More meaningful comparisons can be made by using age standardised rates, with such rates adjusted for age in order to facilitate comparisons between populations that have different age structures – for example, between Aboriginal and Torres Strait Islander people and other Australians. This standardisation process effectively removes the influence of age structure on the summary rate.

Two methods are commonly used to adjust for age: direct and indirect standardisation.

In this report, the direct standardisation approach presented by Jensen and others (1991) is used. To age standardise using the direct method, the first step is to obtain population numbers and numbers of cases (or deaths) in age ranges – typically 5 year age ranges.

The next step is to multiply the age specific population numbers for the standard population (in this case, the Australian population at 30 June 2001) by the age specific incidence rates (or death rates) for the population of interest (such as those in a certain socioeconomic group or those who lived in Major cities). The next step is to sum across the age groups and divide this sum by the total of the standard population to give an age standardised rate for the population of interest. Finally, this is expressed per 10,000 or 100,000, as appropriate.

Confidence intervals

Population numbers for incidence and mortality and screening have a natural level of variability for a single year above and below what might be expected in the mean over many years. The percentage variability is small for large population numbers but high for small numbers such as mortality in a young age group. One measure of the likely difference is that of standard error, which indicates the extent to which a population number might have varied by chance in only 1 year of data. In the 95% confidence interval, there are around 19 chances in 20 that the difference will be less than 2 standard errors.

There are several methods for calculating confidence intervals. The 95% confidence intervals (CIs) in this report were calculated using a method developed by Dobson and others (1991). This method calculates approximate confidence intervals for a weighted sum of Poisson parameters.

Interpretation of confidence intervals

Some indicators have a 95% confidence interval presented along with the rates. This is because the observed value of a rate may vary due to chance, even where there is no variation in the underlying value of the rate. The 95% confidence interval represents a range (interval) over which variation in the observed rate is consistent with this chance variation.

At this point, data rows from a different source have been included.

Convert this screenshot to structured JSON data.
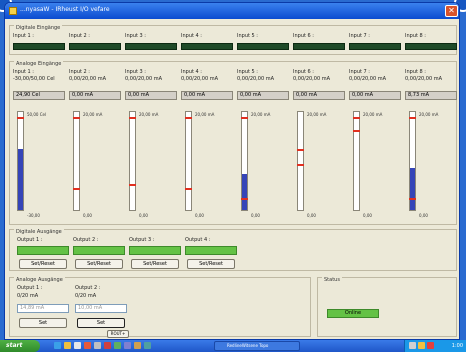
{
  "window": {
    "title": "...nyasaW - IRheust I/O vefare"
  },
  "digital_inputs": {
    "group_title": "Digitale Eingänge",
    "items": [
      {
        "label": "Input 1 :"
      },
      {
        "label": "Input 2 :"
      },
      {
        "label": "Input 3 :"
      },
      {
        "label": "Input 4 :"
      },
      {
        "label": "Input 5 :"
      },
      {
        "label": "Input 6 :"
      },
      {
        "label": "Input 7 :"
      },
      {
        "label": "Input 8 :"
      }
    ]
  },
  "analog_inputs": {
    "group_title": "Analoge Eingänge",
    "items": [
      {
        "label": "Input 1 :",
        "range": "-30,00/50,00 Cel",
        "value": "24,90 Cel",
        "scale_top": "50,00 Cel",
        "scale_bottom": "-30,00",
        "level": 0.62,
        "marker_levels": [
          0.93
        ]
      },
      {
        "label": "Input 2 :",
        "range": "0,00/20,00 mA",
        "value": "0,00 mA",
        "scale_top": "20,00 mA",
        "scale_bottom": "0,00",
        "level": 0,
        "marker_levels": [
          0.93,
          0.2
        ]
      },
      {
        "label": "Input 3 :",
        "range": "0,00/20,00 mA",
        "value": "0,00 mA",
        "scale_top": "20,00 mA",
        "scale_bottom": "0,00",
        "level": 0,
        "marker_levels": [
          0.93,
          0.24
        ]
      },
      {
        "label": "Input 4 :",
        "range": "0,00/20,00 mA",
        "value": "0,00 mA",
        "scale_top": "20,00 mA",
        "scale_bottom": "0,00",
        "level": 0,
        "marker_levels": [
          0.93,
          0.2
        ]
      },
      {
        "label": "Input 5 :",
        "range": "0,00/20,00 mA",
        "value": "0,00 mA",
        "scale_top": "20,00 mA",
        "scale_bottom": "0,00",
        "level": 0.37,
        "marker_levels": [
          0.93,
          0.1
        ]
      },
      {
        "label": "Input 6 :",
        "range": "0,00/20,00 mA",
        "value": "0,00 mA",
        "scale_top": "20,00 mA",
        "scale_bottom": "0,00",
        "level": 0,
        "marker_levels": [
          0.6,
          0.45
        ]
      },
      {
        "label": "Input 7 :",
        "range": "0,00/20,00 mA",
        "value": "0,00 mA",
        "scale_top": "20,00 mA",
        "scale_bottom": "0,00",
        "level": 0,
        "marker_levels": [
          0.93,
          0.8
        ]
      },
      {
        "label": "Input 8 :",
        "range": "0,00/20,00 mA",
        "value": "8,73 mA",
        "scale_top": "20,00 mA",
        "scale_bottom": "0,00",
        "level": 0.43,
        "marker_levels": [
          0.93,
          0.1
        ]
      }
    ]
  },
  "digital_outputs": {
    "group_title": "Digitale Ausgänge",
    "items": [
      {
        "label": "Output 1 :",
        "button": "Set/Reset"
      },
      {
        "label": "Output 2 :",
        "button": "Set/Reset"
      },
      {
        "label": "Output 3 :",
        "button": "Set/Reset"
      },
      {
        "label": "Output 4 :",
        "button": "Set/Reset"
      }
    ]
  },
  "analog_outputs": {
    "group_title": "Analoge Ausgänge",
    "items": [
      {
        "label": "Output 1 :",
        "range": "0/20 mA",
        "placeholder": "14,89 mA",
        "button": "Set"
      },
      {
        "label": "Output 2 :",
        "range": "0/20 mA",
        "placeholder": "10,00 mA",
        "button": "Set"
      }
    ],
    "stop_button": "ROUT+"
  },
  "status": {
    "group_title": "Status",
    "value": "Online"
  },
  "taskbar": {
    "start": "start",
    "task_label": "RedlineWitsene Topo",
    "clock": "1:00"
  },
  "colors": {
    "led_off": "#1f4a28",
    "led_on": "#64c245",
    "gauge_fill": "#3545b8",
    "marker": "#e03020"
  }
}
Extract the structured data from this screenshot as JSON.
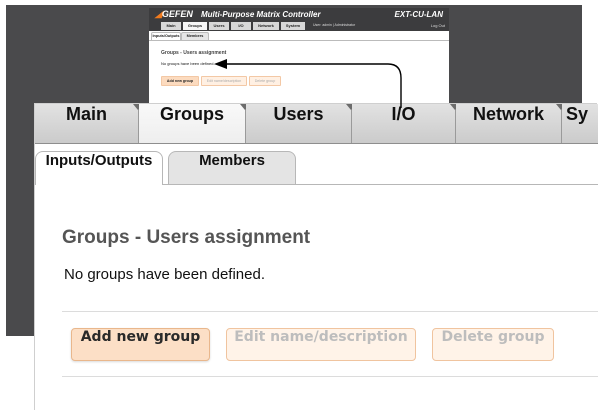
{
  "app": {
    "brand": "GEFEN",
    "title": "Multi-Purpose Matrix Controller",
    "model": "EXT-CU-LAN",
    "user_info": "User: admin  |  Administrator",
    "logout": "Log Out"
  },
  "tabs": [
    {
      "label": "Main",
      "active": false
    },
    {
      "label": "Groups",
      "active": true
    },
    {
      "label": "Users",
      "active": false
    },
    {
      "label": "I/O",
      "active": false
    },
    {
      "label": "Network",
      "active": false
    },
    {
      "label": "System",
      "active": false
    }
  ],
  "zoom_tabs": [
    {
      "label": "Main"
    },
    {
      "label": "Groups"
    },
    {
      "label": "Users"
    },
    {
      "label": "I/O"
    },
    {
      "label": "Network"
    },
    {
      "label": "Sy"
    }
  ],
  "subtabs": [
    {
      "label": "Inputs/Outputs",
      "active": true
    },
    {
      "label": "Members",
      "active": false
    }
  ],
  "content": {
    "heading": "Groups - Users assignment",
    "message": "No groups have been defined."
  },
  "buttons": {
    "add": "Add new group",
    "edit": "Edit name/description",
    "delete": "Delete group"
  },
  "colors": {
    "brand_orange": "#f07a1d",
    "button_primary": "#fcdfc6",
    "button_disabled": "#fff3e8",
    "background_dark": "#4a4a4c"
  }
}
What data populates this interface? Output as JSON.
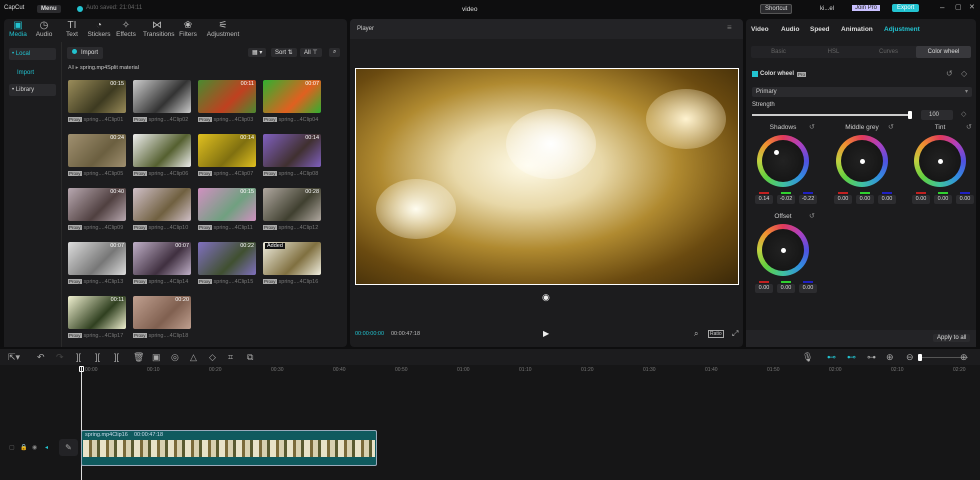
{
  "app": {
    "logo": "CapCut",
    "menu": "Menu",
    "autosave": "Auto saved: 21:04:11",
    "title": "video",
    "shortcut": "Shortcut",
    "user": "ki...el",
    "join_pro": "Join Pro",
    "export": "Export"
  },
  "toolbar_tabs": [
    {
      "label": "Media",
      "icon": "media-icon"
    },
    {
      "label": "Audio",
      "icon": "audio-icon"
    },
    {
      "label": "Text",
      "icon": "text-icon"
    },
    {
      "label": "Stickers",
      "icon": "stickers-icon"
    },
    {
      "label": "Effects",
      "icon": "effects-icon"
    },
    {
      "label": "Transitions",
      "icon": "transitions-icon"
    },
    {
      "label": "Filters",
      "icon": "filters-icon"
    },
    {
      "label": "Adjustment",
      "icon": "adjustment-icon"
    }
  ],
  "sidebar": {
    "items": [
      "• Local",
      "Import",
      "• Library"
    ]
  },
  "media": {
    "import": "Import",
    "sort": "Sort",
    "all": "All",
    "breadcrumb_root": "All",
    "breadcrumb_folder": "spring.mp4Split material",
    "proxy": "Proxy",
    "clips": [
      {
        "name": "spring....4Clip01",
        "dur": "00:15",
        "c": [
          "#9a8c5a",
          "#3d3a20"
        ]
      },
      {
        "name": "spring....4Clip02",
        "dur": "",
        "c": [
          "#ccc",
          "#333"
        ]
      },
      {
        "name": "spring....4Clip03",
        "dur": "00:11",
        "c": [
          "#4a8a30",
          "#c04020"
        ]
      },
      {
        "name": "spring....4Clip04",
        "dur": "00:07",
        "c": [
          "#30b030",
          "#e06020"
        ]
      },
      {
        "name": "spring....4Clip05",
        "dur": "00:24",
        "c": [
          "#a09070",
          "#6b5f40"
        ]
      },
      {
        "name": "spring....4Clip06",
        "dur": "",
        "c": [
          "#eee",
          "#556030"
        ]
      },
      {
        "name": "spring....4Clip07",
        "dur": "00:14",
        "c": [
          "#e0c020",
          "#807010"
        ]
      },
      {
        "name": "spring....4Clip08",
        "dur": "00:14",
        "c": [
          "#8060c0",
          "#403030"
        ]
      },
      {
        "name": "spring....4Clip09",
        "dur": "00:40",
        "c": [
          "#b8a8b0",
          "#504040"
        ]
      },
      {
        "name": "spring....4Clip10",
        "dur": "",
        "c": [
          "#d0c0c8",
          "#706040"
        ]
      },
      {
        "name": "spring....4Clip11",
        "dur": "00:15",
        "c": [
          "#d090c0",
          "#70a080"
        ]
      },
      {
        "name": "spring....4Clip12",
        "dur": "00:28",
        "c": [
          "#b0a8a0",
          "#404030"
        ]
      },
      {
        "name": "spring....4Clip13",
        "dur": "00:07",
        "c": [
          "#ddd",
          "#777"
        ]
      },
      {
        "name": "spring....4Clip14",
        "dur": "00:07",
        "c": [
          "#c0b0c8",
          "#403040"
        ]
      },
      {
        "name": "spring....4Clip15",
        "dur": "00:22",
        "c": [
          "#8070c0",
          "#405030"
        ]
      },
      {
        "name": "spring....4Clip16",
        "dur": "Added",
        "c": [
          "#f0eee0",
          "#807040"
        ]
      },
      {
        "name": "spring....4Clip17",
        "dur": "00:11",
        "c": [
          "#f0f0d0",
          "#304020"
        ]
      },
      {
        "name": "spring....4Clip18",
        "dur": "00:20",
        "c": [
          "#c0a090",
          "#806050"
        ]
      }
    ]
  },
  "player": {
    "title": "Player",
    "current": "00:00:00:00",
    "total": "00:00:47:18",
    "ratio": "Ratio"
  },
  "inspector": {
    "tabs": [
      "Video",
      "Audio",
      "Speed",
      "Animation",
      "Adjustment"
    ],
    "subtabs": [
      "Basic",
      "HSL",
      "Curves",
      "Color wheel"
    ],
    "section": "Color wheel",
    "pro": "Pro",
    "mode": "Primary",
    "strength_label": "Strength",
    "strength": "100",
    "strength_fraction": 1.0,
    "wheels": [
      {
        "name": "Shadows",
        "values": [
          "0.14",
          "-0.02",
          "-0.22"
        ]
      },
      {
        "name": "Middle grey",
        "values": [
          "0.00",
          "0.00",
          "0.00"
        ]
      },
      {
        "name": "Tint",
        "values": [
          "0.00",
          "0.00",
          "0.00"
        ]
      },
      {
        "name": "Offset",
        "values": [
          "0.00",
          "0.00",
          "0.00"
        ]
      }
    ],
    "apply_all": "Apply to all"
  },
  "timeline": {
    "ticks": [
      "00:00",
      "00:10",
      "00:20",
      "00:30",
      "00:40",
      "00:50",
      "01:00",
      "01:10",
      "01:20",
      "01:30",
      "01:40",
      "01:50",
      "02:00",
      "02:10",
      "02:20"
    ],
    "clip_name": "spring.mp4Clip16",
    "clip_dur": "00:00:47:18"
  },
  "colors": {
    "accent": "#22c3d0",
    "clip": "#0f5a5e",
    "pro": "#c9c0ff"
  }
}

In other words, there is a 95% chance that the true value of the rate is somewhere within this range.

These confidence intervals can be used as a guide to whether differences in a particular rate are consistent with chance variation. Where the confidence intervals do not overlap, the difference between rates is greater than that which could be explained by chance and is regarded as statistically significant.

It is important to note that the overlapping of confidence intervals does not imply that the difference between 2 rates is definitely due to chance. Instead, an overlapping confidence interval represents a difference in rates that is too small to allow differentiation between a real difference and one that is due to chance variation. It can therefore only be stated that no statistically significant differences were found, and not that no differences exist.

The approximate comparisons presented might understate the statistical significance of some differences, but they are sufficiently accurate for the purposes of this report.

As with all statistical comparisons, care should be exercised in interpreting the results of the comparison. If 2 rates are statistically significantly different from each other, this means that the difference is unlikely to have arisen by chance. Judgement should, however, be exercised in deciding whether the difference is of any clinical significance.